Face à ces constats, la France avait interdit l’usage de la plupart des néonicotinoïdes en 2018. Mais certains agriculteurs, notamment dans les filières betteravières et fruitières, ont plaidé pour leur retour, mettant en avant l’absence d’alternatives réellement efficaces pour lutter contre des ravageurs spécifiques. C’est dans ce contexte que la loi Duplomb permet, à titre exceptionnel, l’utilisation encadrée de deux neurocorticoïdes : l’acétamipride et le flupyradifurone.
Ce retour est strictement encadré. Seules certaines cultures sont concernées, sur une surface limitée. Chaque année, un décret devra confirmer ou non la poursuite de ces autorisations, en s’appuyant sur des rapports scientifiques établis par l’Agence nationale de sécurité sanitaire (ANSES). Ce mécanisme vise à garantir une réévaluation régulière des risques, dans une logique de transition plutôt que de retour en arrière durable.
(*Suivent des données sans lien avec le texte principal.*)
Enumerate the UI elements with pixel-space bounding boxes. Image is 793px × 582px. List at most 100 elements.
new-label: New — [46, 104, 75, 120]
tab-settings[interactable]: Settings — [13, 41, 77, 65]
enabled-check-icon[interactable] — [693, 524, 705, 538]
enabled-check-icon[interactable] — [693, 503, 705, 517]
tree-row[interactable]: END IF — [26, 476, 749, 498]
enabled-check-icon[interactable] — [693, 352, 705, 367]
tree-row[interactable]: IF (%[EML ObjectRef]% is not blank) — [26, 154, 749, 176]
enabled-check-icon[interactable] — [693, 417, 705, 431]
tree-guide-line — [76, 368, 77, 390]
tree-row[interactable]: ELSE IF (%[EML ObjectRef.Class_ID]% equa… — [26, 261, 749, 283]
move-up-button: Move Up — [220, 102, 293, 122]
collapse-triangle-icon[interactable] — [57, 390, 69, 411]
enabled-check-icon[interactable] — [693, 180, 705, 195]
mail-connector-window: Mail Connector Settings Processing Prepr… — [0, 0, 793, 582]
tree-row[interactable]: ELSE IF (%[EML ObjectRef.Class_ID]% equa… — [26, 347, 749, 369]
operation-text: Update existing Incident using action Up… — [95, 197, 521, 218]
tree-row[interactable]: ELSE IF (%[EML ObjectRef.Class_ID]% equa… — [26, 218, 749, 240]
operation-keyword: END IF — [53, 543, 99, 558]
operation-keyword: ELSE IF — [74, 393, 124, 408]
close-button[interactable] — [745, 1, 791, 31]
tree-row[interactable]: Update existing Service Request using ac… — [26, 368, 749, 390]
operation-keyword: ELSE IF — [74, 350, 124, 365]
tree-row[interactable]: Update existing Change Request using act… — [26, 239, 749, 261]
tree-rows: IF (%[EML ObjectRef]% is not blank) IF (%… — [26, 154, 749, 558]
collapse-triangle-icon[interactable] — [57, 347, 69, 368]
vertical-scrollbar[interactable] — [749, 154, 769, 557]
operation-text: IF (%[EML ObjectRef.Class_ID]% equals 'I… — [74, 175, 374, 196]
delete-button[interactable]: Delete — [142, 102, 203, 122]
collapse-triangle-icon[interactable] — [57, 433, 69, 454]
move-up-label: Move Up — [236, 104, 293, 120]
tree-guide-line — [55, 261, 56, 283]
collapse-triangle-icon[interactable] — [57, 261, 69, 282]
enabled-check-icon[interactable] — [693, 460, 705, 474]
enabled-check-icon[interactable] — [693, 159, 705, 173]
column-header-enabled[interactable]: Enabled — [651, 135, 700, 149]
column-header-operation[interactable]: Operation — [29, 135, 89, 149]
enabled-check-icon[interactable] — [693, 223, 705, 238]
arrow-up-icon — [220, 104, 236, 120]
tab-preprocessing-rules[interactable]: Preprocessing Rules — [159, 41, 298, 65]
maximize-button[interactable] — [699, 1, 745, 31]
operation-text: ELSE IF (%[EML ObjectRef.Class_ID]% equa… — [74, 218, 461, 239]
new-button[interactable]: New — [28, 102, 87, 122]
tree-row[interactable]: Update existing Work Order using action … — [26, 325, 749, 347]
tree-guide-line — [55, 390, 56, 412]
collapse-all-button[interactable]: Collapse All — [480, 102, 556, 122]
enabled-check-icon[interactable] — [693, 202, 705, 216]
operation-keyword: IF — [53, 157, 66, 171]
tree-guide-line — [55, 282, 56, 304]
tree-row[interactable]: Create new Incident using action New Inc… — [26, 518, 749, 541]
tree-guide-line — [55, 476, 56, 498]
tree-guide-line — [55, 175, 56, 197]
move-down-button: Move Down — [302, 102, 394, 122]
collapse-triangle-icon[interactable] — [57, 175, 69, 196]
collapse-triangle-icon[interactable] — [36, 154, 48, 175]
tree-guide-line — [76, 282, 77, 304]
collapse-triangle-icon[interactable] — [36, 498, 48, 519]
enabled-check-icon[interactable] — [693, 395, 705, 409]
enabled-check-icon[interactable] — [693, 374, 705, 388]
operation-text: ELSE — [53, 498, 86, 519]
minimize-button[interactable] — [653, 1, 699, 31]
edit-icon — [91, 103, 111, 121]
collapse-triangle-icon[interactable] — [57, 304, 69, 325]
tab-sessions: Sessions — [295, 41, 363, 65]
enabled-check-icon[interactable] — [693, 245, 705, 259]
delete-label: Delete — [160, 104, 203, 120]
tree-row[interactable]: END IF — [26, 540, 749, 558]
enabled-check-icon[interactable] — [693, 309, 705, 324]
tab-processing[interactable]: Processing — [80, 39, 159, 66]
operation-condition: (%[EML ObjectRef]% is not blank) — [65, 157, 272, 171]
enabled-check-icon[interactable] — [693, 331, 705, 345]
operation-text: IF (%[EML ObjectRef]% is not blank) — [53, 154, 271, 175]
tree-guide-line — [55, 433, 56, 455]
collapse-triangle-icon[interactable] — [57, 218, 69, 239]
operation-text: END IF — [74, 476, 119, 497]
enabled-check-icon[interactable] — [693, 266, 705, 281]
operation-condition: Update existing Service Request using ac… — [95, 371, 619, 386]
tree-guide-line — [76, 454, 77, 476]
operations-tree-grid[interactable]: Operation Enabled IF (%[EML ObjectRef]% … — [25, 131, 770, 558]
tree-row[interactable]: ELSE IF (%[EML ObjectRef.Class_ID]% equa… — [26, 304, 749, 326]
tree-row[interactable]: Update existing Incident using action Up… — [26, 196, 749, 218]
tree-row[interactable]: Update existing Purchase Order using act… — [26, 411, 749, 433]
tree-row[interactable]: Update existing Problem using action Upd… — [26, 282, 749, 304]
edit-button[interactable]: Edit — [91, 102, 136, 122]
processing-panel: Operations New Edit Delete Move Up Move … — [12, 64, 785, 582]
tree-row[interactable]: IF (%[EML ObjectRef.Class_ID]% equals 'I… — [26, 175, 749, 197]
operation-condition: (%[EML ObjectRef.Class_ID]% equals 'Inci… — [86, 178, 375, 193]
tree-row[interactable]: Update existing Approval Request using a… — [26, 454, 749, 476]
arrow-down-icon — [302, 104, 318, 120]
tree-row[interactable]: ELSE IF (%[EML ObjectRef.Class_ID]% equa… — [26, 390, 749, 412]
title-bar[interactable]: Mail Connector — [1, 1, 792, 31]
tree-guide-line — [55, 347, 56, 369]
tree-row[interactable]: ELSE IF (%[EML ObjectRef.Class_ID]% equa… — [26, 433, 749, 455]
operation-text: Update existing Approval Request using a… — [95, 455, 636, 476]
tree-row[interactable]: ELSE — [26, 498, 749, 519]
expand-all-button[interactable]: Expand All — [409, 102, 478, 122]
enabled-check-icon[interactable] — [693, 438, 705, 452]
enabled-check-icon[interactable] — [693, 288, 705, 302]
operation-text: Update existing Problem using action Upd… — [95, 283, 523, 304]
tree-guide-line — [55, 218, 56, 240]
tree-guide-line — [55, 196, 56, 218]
La controverse reste vive. Les associations environnementales dénoncent un recul dans la protection de la biodiversité et regrettent que la France s’éloigne de ses engagements en matière d’agroécologie. Elles soulignent qu’il existe des pistes alternatives, certes plus complexes à mettre en œuvre, mais potentiellement plus durables. La rotation des cultures, l’introduction d’insectes auxiliaires, le développement de variétés plus résistantes ou l’usage de produits biocontrôles sont autant de leviers possibles, encore sous-exploités.
En définitive, la loi Duplomb illustre bien la difficulté d’articuler urgence économique et exigence écologique. Elle pose une question essentielle : comment soutenir les agriculteurs sans compromettre la santé des écosystèmes dont dépend notre sécurité alimentaire. La réponse ne pourra être trouvée que dans un effort collectif, associant chercheurs, agriculteurs, pouvoirs publics et citoyens, pour bâtir une agriculture moins dépendante de la chimie et plus résiliente face aux défis environnementaux.